Thirty people were killed late Sunday in a triple suicide bombing in northeast Nigeria, emergency services reported, in an attack bearing the hallmarks of the Boko Haram militant group.

Three bombers detonated their explosives outside a hall in Konduga, 38 kilometers from the Borno state capital Maiduguri, where football fans were watching a match on TV.

“The death toll from the attack has so far increased to 30. We have over 40 people injured,” Usman Kachalla, head of operations at the State Emergency Management Agency (SEMA), said on Monday.

An earlier toll from the blasts, the bloodiest in months, gave 17 dead and 17 wounded.

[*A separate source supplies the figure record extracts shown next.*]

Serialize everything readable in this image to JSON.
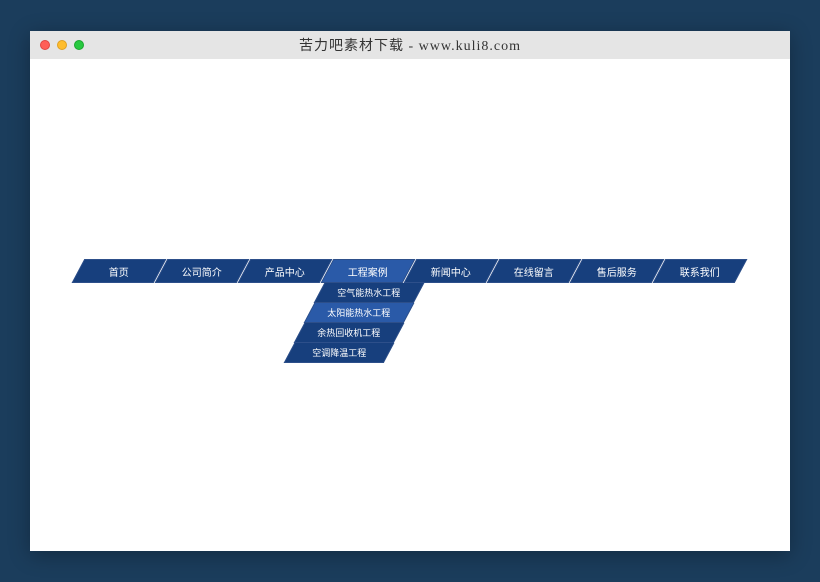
{
  "window": {
    "title": "苦力吧素材下载 - www.kuli8.com"
  },
  "colors": {
    "page_bg": "#1b3d5c",
    "nav_bg": "#173f7d",
    "nav_active_bg": "#2a5aa8",
    "nav_border": "#2d4f8a",
    "text": "#ffffff",
    "titlebar_bg": "#e5e5e5"
  },
  "nav": {
    "items": [
      {
        "label": "首页",
        "active": false
      },
      {
        "label": "公司简介",
        "active": false
      },
      {
        "label": "产品中心",
        "active": false
      },
      {
        "label": "工程案例",
        "active": true,
        "dropdown": [
          {
            "label": "空气能热水工程",
            "hover": false
          },
          {
            "label": "太阳能热水工程",
            "hover": true
          },
          {
            "label": "余热回收机工程",
            "hover": false
          },
          {
            "label": "空调降温工程",
            "hover": false
          }
        ]
      },
      {
        "label": "新闻中心",
        "active": false
      },
      {
        "label": "在线留言",
        "active": false
      },
      {
        "label": "售后服务",
        "active": false
      },
      {
        "label": "联系我们",
        "active": false
      }
    ]
  }
}
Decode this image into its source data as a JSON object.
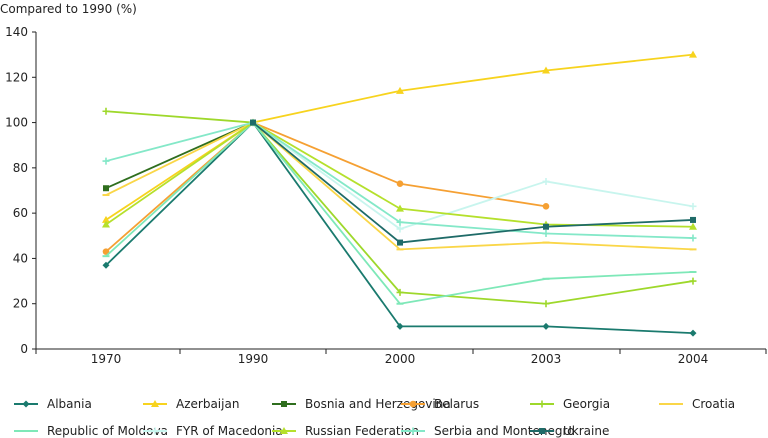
{
  "chart_data": {
    "type": "line",
    "title": "",
    "ylabel": "Compared to 1990 (%)",
    "xlabel": "",
    "categories": [
      "1970",
      "1990",
      "2000",
      "2003",
      "2004"
    ],
    "yticks": [
      "0",
      "20",
      "40",
      "60",
      "80",
      "100",
      "120",
      "140"
    ],
    "ylim": [
      0,
      140
    ],
    "grid": false,
    "legend": "bottom",
    "series": [
      {
        "name": "Albania",
        "color": "#1a7a6e",
        "marker": "diamond",
        "values": [
          37,
          100,
          10,
          10,
          7
        ]
      },
      {
        "name": "Azerbaijan",
        "color": "#f7d31e",
        "marker": "triangle",
        "values": [
          57,
          100,
          114,
          123,
          130
        ]
      },
      {
        "name": "Bosnia and Herzegovina",
        "color": "#2f6e1e",
        "marker": "square",
        "values": [
          71,
          100,
          null,
          null,
          null
        ]
      },
      {
        "name": "Belarus",
        "color": "#f5a033",
        "marker": "circle",
        "values": [
          43,
          100,
          73,
          63,
          null
        ]
      },
      {
        "name": "Georgia",
        "color": "#9ed82b",
        "marker": "cross",
        "values": [
          105,
          100,
          25,
          20,
          30
        ]
      },
      {
        "name": "Croatia",
        "color": "#fad648",
        "marker": "line",
        "values": [
          68,
          100,
          44,
          47,
          44
        ]
      },
      {
        "name": "Republic of Moldova",
        "color": "#7ee8b8",
        "marker": "line",
        "values": [
          41,
          100,
          20,
          31,
          34
        ]
      },
      {
        "name": "FYR of Macedonia",
        "color": "#c8f5ee",
        "marker": "cross",
        "values": [
          null,
          100,
          53,
          74,
          63
        ]
      },
      {
        "name": "Russian Federation",
        "color": "#b5e02c",
        "marker": "triangle",
        "values": [
          55,
          100,
          62,
          55,
          54
        ]
      },
      {
        "name": "Serbia and Montenegro",
        "color": "#84e8c8",
        "marker": "cross",
        "values": [
          83,
          100,
          56,
          51,
          49
        ]
      },
      {
        "name": "Ukraine",
        "color": "#1f6b68",
        "marker": "square",
        "values": [
          null,
          100,
          47,
          54,
          57
        ]
      }
    ]
  }
}
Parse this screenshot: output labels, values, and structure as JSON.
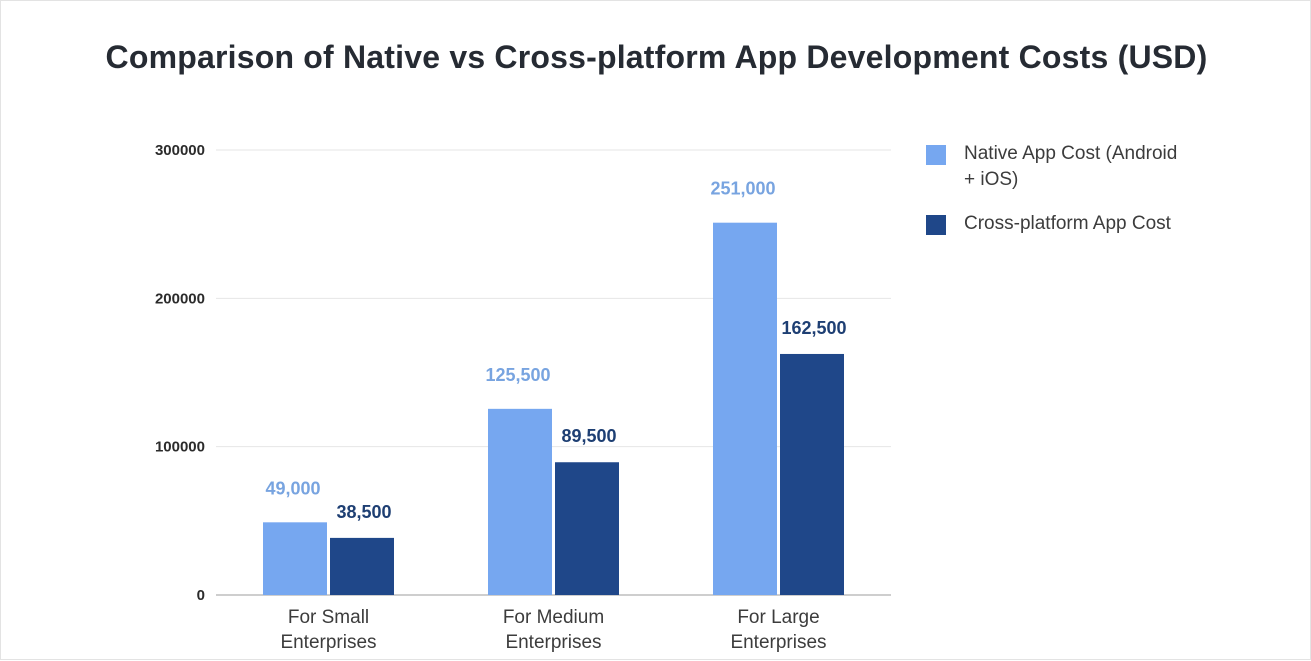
{
  "chart_data": {
    "type": "bar",
    "title": "Comparison of Native vs Cross-platform App Development Costs (USD)",
    "categories": [
      "For Small Enterprises",
      "For Medium Enterprises",
      "For Large Enterprises"
    ],
    "category_lines": [
      [
        "For Small",
        "Enterprises"
      ],
      [
        "For Medium",
        "Enterprises"
      ],
      [
        "For Large",
        "Enterprises"
      ]
    ],
    "series": [
      {
        "name": "Native App Cost (Android + iOS)",
        "legend_lines": [
          "Native App Cost (Android",
          "+ iOS)"
        ],
        "values": [
          49000,
          125500,
          251000
        ],
        "data_labels": [
          "49,000",
          "125,500",
          "251,000"
        ],
        "color": "#76a7f0",
        "label_color": "#78a4e0"
      },
      {
        "name": "Cross-platform App Cost",
        "legend_lines": [
          "Cross-platform App Cost"
        ],
        "values": [
          38500,
          89500,
          162500
        ],
        "data_labels": [
          "38,500",
          "89,500",
          "162,500"
        ],
        "color": "#1f4789",
        "label_color": "#1e3f73"
      }
    ],
    "yticks": [
      0,
      100000,
      200000,
      300000
    ],
    "ytick_labels": [
      "0",
      "100000",
      "200000",
      "300000"
    ],
    "ylim": [
      0,
      300000
    ],
    "xlabel": "",
    "ylabel": "",
    "grid": true,
    "legend_position": "right"
  }
}
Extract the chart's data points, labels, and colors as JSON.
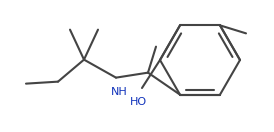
{
  "bg_color": "#ffffff",
  "line_color": "#444444",
  "text_color": "#1133bb",
  "line_width": 1.5,
  "font_size": 8.0
}
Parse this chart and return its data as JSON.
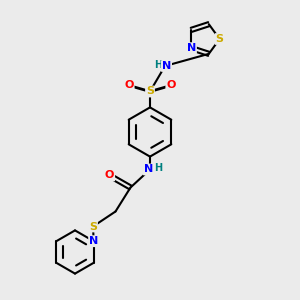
{
  "background_color": "#ebebeb",
  "bond_color": "#000000",
  "atom_colors": {
    "N": "#0000ff",
    "O": "#ff0000",
    "S": "#ccaa00",
    "H": "#008080",
    "C": "#000000"
  },
  "font_size_atoms": 8,
  "fig_size": [
    3.0,
    3.0
  ],
  "dpi": 100
}
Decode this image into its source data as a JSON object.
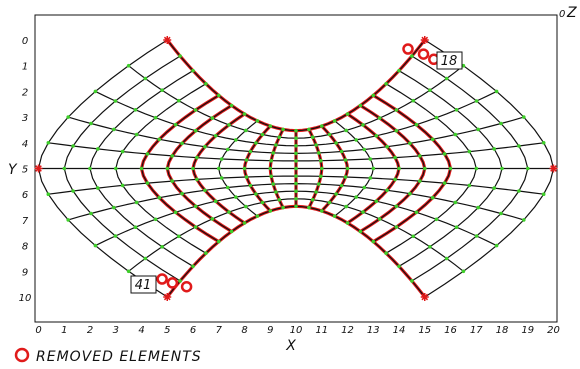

The attack happened around 9:00 P.M., Ali Hassan, the leader of a self-defense group in the town, said.

The owner of hall prevented one of the bombers from entering the packed venue.

“There was a heated argument between the operator and the bomber who blew himself up,” Hassan said by phone.

Two other bombers who had mingled among the crowd at a tea stall nearby also detonated their suicide vests.

Hassan said most of the victims were from outside the soccer viewing center.

“Nine people died on the spot, including the operator, and 48 were injured,” Hassan said.

Kachala said the high number of fatalities was because emergency responders had been unable to reach the site of the blast quickly.

Nor were they equipped to deal with large numbers of wounded.

“Lack of an appropriate health facility to handle such huge emergency situation and the delay in obtaining security clearance to enable us deploy from Maiduguri in good time led to the high death toll,” he said.

There was no immediate claim of responsibility, but the attack bore the imprint of Boko Haram, which has led a decade-long campaign to establish a hardline Islamic state in northeast Nigeria.

The last suicide attack was in April this year when two female suicide bombers blew themselves up outside the garrison town of Monguno, killing a soldier and a vigilante and injuring another soldier.

Konduga has been repeatedly targeted by suicide bombers from a Boko Haram faction loyal to longtime leader Abubakar Shekau.

The faction typically carries out suicide attacks against soft civilian targets such as mosques, markets and bus stations, often using young women and girls as bombers.

The militants are believed to sneak into the town from the group’s haven in nearby Sambisa forest.

Eight worshippers were killed when a suicide bomber attacked a mosque in the town last July.

Boko Haram insurgency has claimed 27,000 lives and forced some two million to flee their homes.

The violence has spilled into neighboring Niger, Chad and Cameroon, prompting the formation of a regional military coalition to battle the insurgents.